А теперь вот, что произошло. Павел явился вечером к своим, страшно всех перепугал, потому что вышло это так неожиданно, точно он свалился с неба. Начал говорить дикие слова, пел, плясал, хватал всех и дул на головы, утверждая, что этим помазывает на новую жизнь. Потом вспомнил про меня и прибежал к нам.
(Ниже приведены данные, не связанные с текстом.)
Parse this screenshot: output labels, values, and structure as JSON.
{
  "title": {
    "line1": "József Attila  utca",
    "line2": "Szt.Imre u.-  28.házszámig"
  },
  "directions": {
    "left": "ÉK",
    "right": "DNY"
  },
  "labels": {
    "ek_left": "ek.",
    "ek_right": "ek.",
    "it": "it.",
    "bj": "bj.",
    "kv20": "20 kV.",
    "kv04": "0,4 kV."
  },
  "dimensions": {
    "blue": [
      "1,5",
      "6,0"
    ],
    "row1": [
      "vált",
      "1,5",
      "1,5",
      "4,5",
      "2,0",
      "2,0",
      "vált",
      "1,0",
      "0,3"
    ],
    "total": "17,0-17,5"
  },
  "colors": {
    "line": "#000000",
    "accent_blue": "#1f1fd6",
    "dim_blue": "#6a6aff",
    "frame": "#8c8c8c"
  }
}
У мамы слабое здоровье, она страдает болезнью сердца. Бедняжка чуть не умерла от потрясения. Вообрази себе: лицо красное, глаза сверкают, весь в грязи — я подумала сперва, что он пьян. Но — увы! — это было не так. Меня он тоже сейчас же помазал и дал мне важный чин в своём ордене духа, по левую сторону от себя, на пять ступеней ниже, чем он — так, кажется! — и это бы, конечно, ничего, хотя от неожиданности я и начала отчаянно кричать, но он помазал и бедную маму, и она от страшного перепуга не может оправиться до сих пор.
Не было никакой возможности успокоить его, он говорил, как граммофон, воевал с врагами, командовал армией, пел так, что у меня чуть не лопнула барабанная перепонка и был необыкновенно счастлив. А я в конце концов начала рыдать от отчаяния и ужаса. К счастью, прибежали его отец, брат и другие и с огромным трудом удалось его уговорить и увести, а то он непременно хотел лечь спать на мою постель.
Ему представлялось, что он получил откуда-то свыше дар перерождать людей и он вербовал себе армию, чтобы сделать какой-то переворот! Как это ужасно и больно! Не сомкнув глаз, я проплакала целую ночь, а на следующий день оказалось, что, пробушевав до утра, он побежал потом на базар, и там разъярённые мужики страшно избили его. Его арестовали и счастье ещё, что Осип Васильич, его отец, пользуется таким уважением в городе! Павла поместили прямо в больницу, и он целую неделю сидел у нас, но я не могла решиться его повидать, в такое буйство он впал. Прямо невероятно кричал и бесновался три дня, так что пришлось надеть смирительную рубашку — потом сразу утих, точно пришёл в себя. Тогда его отвезли в психиатрическую лечебницу в Харьков.
Мы были все очень рады и думали, что это выздоровление, но оказалось не так. Он притворился. Нарочно сдержался, вёл себя очень хорошо, обманул докторов и каким-то образом убежал.
Можешь представить себе отчаяние семьи! Совершенно неизвестно, где он теперь. Пропал, точно в воду канул. Его ищут уже целую неделю. И когда я подумаю, что он, сумасшедший, ничего не понимающий, бегает теперь где-нибудь по голой степи, что его, может быть, бьют, а может быть и убили уже, я сама почти схожу с ума. Ведь какой это был ум! И как мы верили ему! Дорогая Катечка, жизнь страшно тяжела. И здесь, в глуши, она ещё ужаснее, чем у вас. Загорелась тогда перед нами коротенькая заря, и точно в отместку стало ещё безысходнее и темней. И все гибнут, гибнут!.. Бедный Павел!..
Но слишком тяжело, да и записалась я, — надо кончать. Прощай, родная, целую тебя. Кланяйся Николаю. Как только будут новости, напишу. Твоя А. Ключарева».
IV
Когда на Павла Осиповича снова набросились враги, он защищался отчаянно, но его одолели, избили и связанного повезли. Он думал сначала, что его везут на казнь, и в ужасе бился, рыдал и звал на помощь своих. Оказалось, что это не так. Его привезли в сумасшедший дом, но не в тот, откуда он убежал, а совсем в другой, называвшийся «Центр». Этот сумасшедший дом лежал в подземелье, был ярко освещён искусственным солнцем, имел шестьдесят этажей и был населён больными, которым делали прививки отупения. В самом низу, в глубоком мраке находилась лаборатория угашения духа. По телеграфному распоряжению здесь была назначена для Павла Осиповича окончательная борьба.